Por otro lado, soy pésima para dejar que la gente dependa de mí, de mis horarios, de mis actividades y de mi tiempo. Todavía me cuesta ser consciente de que en casa hay alguien esperando por mí (mamá) e inclusive se me hace extraño saber que Greta, una mestiza caniche y maltés, depende de mi persona para alimentarse, bañarse, jugar a la pelota y hasta dormir conmigo cuando hace frío. Soy muy estructurada en muchas cosas, pero no precisamente con mis tiempos. Inconscientemente, le veo divertido al hecho de improvisar sobre la marcha.

Amo ser tía. ¿Cómo no adorarlos cuando te sonríen y te brindan amor sin conocerte siquiera? Y lo mejor es que cuando la fiesta termine, después de reír y disfrutar de sus alegrías y pataleos, siempre podré volver a a mi casa para disfrutar del silencio y la calma de la no maternidad.



Desde que supe de la existencia de mi primer sobrino, supe que su recuerdo acapararía mi mente a cada hora. Y ahora que tengo dos, el atardecer se hace más intenso cuando acomodo el escritorio de la oficina contando los minutos para verlos. Y estoy segura que en un futuro no tan lejano odiarán, como yo en una época de mi vida, tener que escuchar "Yo a tu edad..." para argumentar cualquier negación o desacuerdo. También sé que no van a ser indiferentes a la sugerencia, aunque no tengan ni la más remota idea de lo que los "grandes" queremos decir con esa frase.

A lo mejor no podré llevarles a Disneylandia ni regalarles un castillo de juguetes. Solamente fortaleceré mi espíritu para acompañarles donde sea que vayan, darles la mano cuando la necesiten y cuando no, festejar sus alegrías, escuchar sus penas y desamores. Prometo ayudarles a comprender y a digerir las frustraciones, enseñarles a amar a los animales, a celebrar la vida y a festejar los cumpleaños.



Queda claro que el amor de larga duración es más probable que el eterno. Pero que uno siempre termina sorprendiéndose de lo mucho que un ser tan chiquito puede generar en una persona. Quisiera ser quien por primera vez les acompañe a leer las primeras páginas de "El Principito", para que sepan descubrir la esencia de la niñez y que puedan domesticar a los adultos y enseñarnos el gran sentido de la vida.

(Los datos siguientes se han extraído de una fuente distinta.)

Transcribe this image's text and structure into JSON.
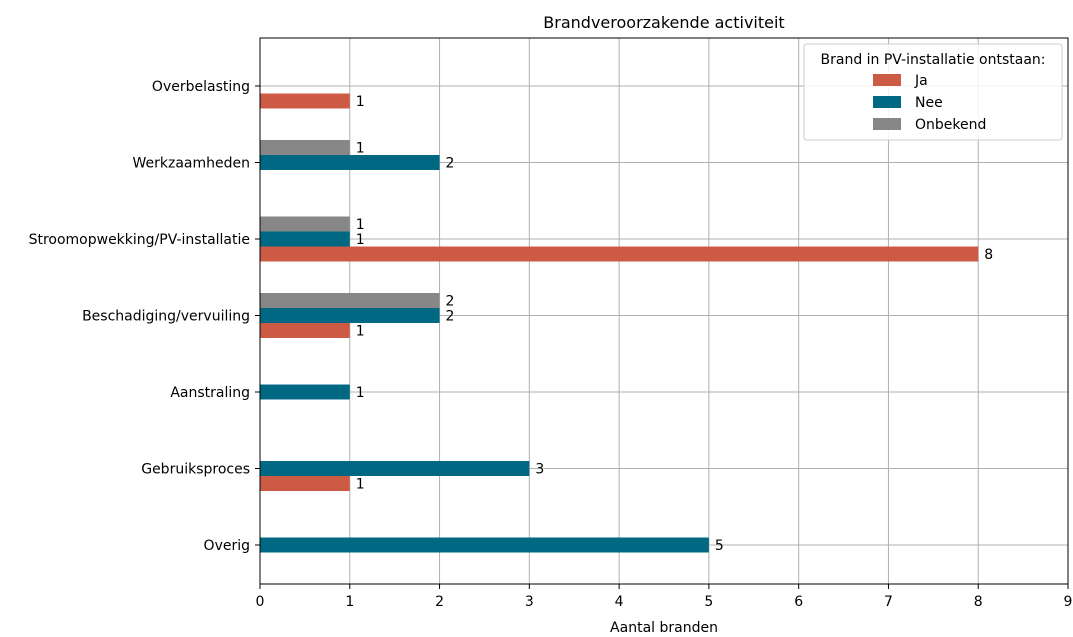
{
  "chart_data": {
    "type": "bar",
    "orientation": "horizontal",
    "title": "Brandveroorzakende activiteit",
    "xlabel": "Aantal branden",
    "ylabel": "",
    "xlim": [
      0,
      9
    ],
    "xticks": [
      "0",
      "1",
      "2",
      "3",
      "4",
      "5",
      "6",
      "7",
      "8",
      "9"
    ],
    "grid": true,
    "legend_position": "top-right",
    "legend_title": "Brand in PV-installatie ontstaan:",
    "categories": [
      "Overbelasting",
      "Werkzaamheden",
      "Stroomopwekking/PV-installatie",
      "Beschadiging/vervuiling",
      "Aanstraling",
      "Gebruiksproces",
      "Overig"
    ],
    "series": [
      {
        "name": "Ja",
        "color": "#cc5a45",
        "values": [
          1,
          0,
          8,
          1,
          0,
          1,
          0
        ]
      },
      {
        "name": "Nee",
        "color": "#006883",
        "values": [
          0,
          2,
          1,
          2,
          1,
          3,
          5
        ]
      },
      {
        "name": "Onbekend",
        "color": "#878787",
        "values": [
          0,
          1,
          1,
          2,
          0,
          0,
          0
        ]
      }
    ]
  }
}
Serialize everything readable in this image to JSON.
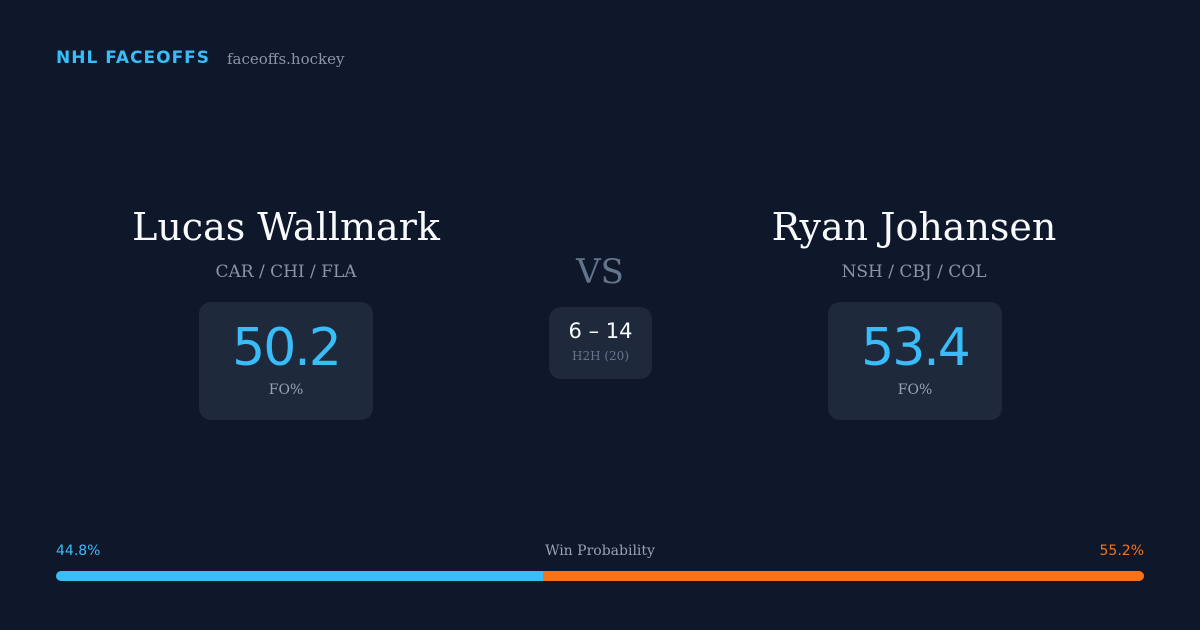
{
  "header": {
    "brand": "NHL FACEOFFS",
    "site": "faceoffs.hockey"
  },
  "players": [
    {
      "name": "Lucas Wallmark",
      "teams": "CAR / CHI / FLA",
      "fo_pct": 50.2,
      "fo_label": "FO%"
    },
    {
      "name": "Ryan Johansen",
      "teams": "NSH / CBJ / COL",
      "fo_pct": 53.4,
      "fo_label": "FO%"
    }
  ],
  "vs": "VS",
  "h2h": {
    "score": "6 – 14",
    "label": "H2H (20)"
  },
  "win_probability": {
    "label": "Win Probability",
    "values": [
      44.8,
      55.2
    ],
    "value_labels": [
      "44.8%",
      "55.2%"
    ],
    "colors": [
      "#38bdf8",
      "#f97316"
    ]
  }
}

No sé si seré una tía ejemplar. No podré caminar a lado de ellos todo el tiempo, para eso están los padres. Lo único que puedo hacer es seguirlos de cerca, para actuar de soporte si alguna vez faltasen manos para levantarlos. Acompañarlos, solo para que sepan que alguna vez también los adultos fuimos y sentimos como ellos. Y ayudarlos para que nunca me olvide que alguna vez también fui niña.